Nevertheless, I will agree that the AV system is not the best proportional voting system that could have been offered and, perhaps, ought to be rejected for that reason. We can do better.
Why is there not a third box that says "I want a better voting system, but not AV?" The whole process demonstrates, yet again, the weakness of an oversimplified Yes-No choice.
How do those Wallies in Whitehall continue to get away with it?
Andy avatarAndy6th April 2011
Ahhh, yes. The ol' non-interactivity of Cashier's.
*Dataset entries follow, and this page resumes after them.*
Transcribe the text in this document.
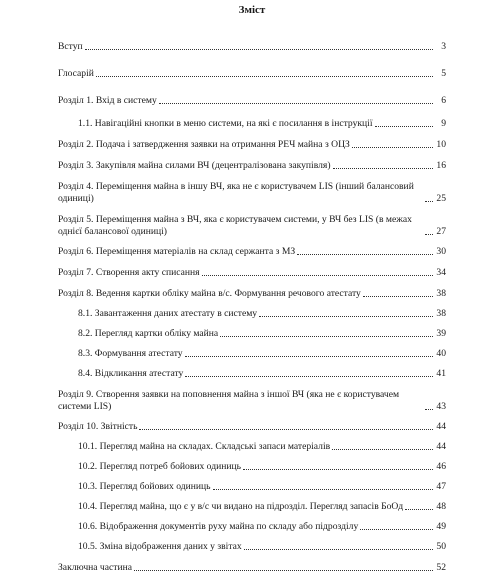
Зміст
Вступ	3
Глосарій	5
Розділ 1. Вхід в систему	6
1.1. Навігаційні кнопки в меню системи, на які є посилання в інструкції	9
Розділ 2. Подача і затвердження заявки на отримання РЕЧ майна з ОЦЗ	10
Розділ 3. Закупівля майна силами ВЧ (децентралізована закупівля)	16
Розділ 4. Переміщення майна в іншу ВЧ, яка не є користувачем LIS (інший балансовий одиниці)	25
Розділ 5. Переміщення майна з ВЧ, яка є користувачем системи, у ВЧ без LIS (в межах однієї балансової одиниці)	27
Розділ 6. Переміщення матеріалів на склад сержанта з МЗ	30
Розділ 7. Створення акту списання	34
Розділ 8. Ведення картки обліку майна в/с. Формування речового атестату	38
8.1. Завантаження даних атестату в систему	38
8.2. Перегляд картки обліку майна	39
8.3. Формування атестату	40
8.4. Відкликання атестату	41
Розділ 9. Створення заявки на поповнення майна з іншої ВЧ (яка не є користувачем системи LIS)	43
Розділ 10. Звітність	44
10.1. Перегляд майна на складах. Складські запаси матеріалів	44
10.2. Перегляд потреб бойових одиниць	46
10.3. Перегляд бойових одиниць	47
10.4. Перегляд майна, що є у в/с чи видано на підрозділ. Перегляд запасів БоОд	48
10.6. Відображення документів руху майна по складу або підрозділу	49
10.5. Зміна відображення даних у звітах	50
Заключна частина	52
Soon, the only communication will be performed by pressing buttons and appending 'LOL' to the end of any discourse. I'm pretty sure that evolution will step in and shortly provide us with homotextian, like homosapien but with larger, stronger thumbs for texting, maybe a peripheral set of thumbs for texting on the move. I'd suggest anyone reading this finds a copy of the film 'Idiocracy' to view and digest as it shows what happens when society's downward curve in terms of intelligence and social skills reaches an even higher (lower?) peak than we're at today. Quite funny, and worth a watch.

The AV discussion is an interesting one. It's yet another example of diluting anything that comes close to a competition or competitive behaviour. It's the epitome of society's mantra of average being the new 'excellence'. The boy scouts now have to accept girls because of discrimination, school sports are being turned in to games where taking part is all that matters, and education grades are on the rise such that no-one fails and everyone is urged to go to university (and of course all get the same high class honours). All that's happening is it's becoming harder to identify real excellence. Heck, even the football leagues changed from 'When I were a lad' Div1-Div4 to Premiership (another name for 'First'), Championship (yes, yes, they're all champions) and then Division 1 (another reference to 'First') and then lowly Division 2, which is the fourth in this list. I'm pretty sure that the next shake up will see a 'Prime' division being squeezed in so that Division 2 can be got rid of and everyone is in a numero-uno division. I hate football. I hate it more now. Society is becoming a big fudge of averageness where winning is frowned upon and it's 'fairer' to put everyone on a level playing field by forcing top performers to accept drudgery. Averages don't work, and here's why; The average human has less than two arms and two legs.

The great beige apocalypse is coming.
This must be Thursday. I never could get the hang of Thursdays
Steve Whiting avatarSteve Whiting6th April 2011
Erratum: Courtesty of Google I have learned that it wasn't actually a Wembley but a "Wimbledon". Apologies, must spend more time reading Douglas Adams. LOL - a homotextian.
When I'm done you may view my sauce.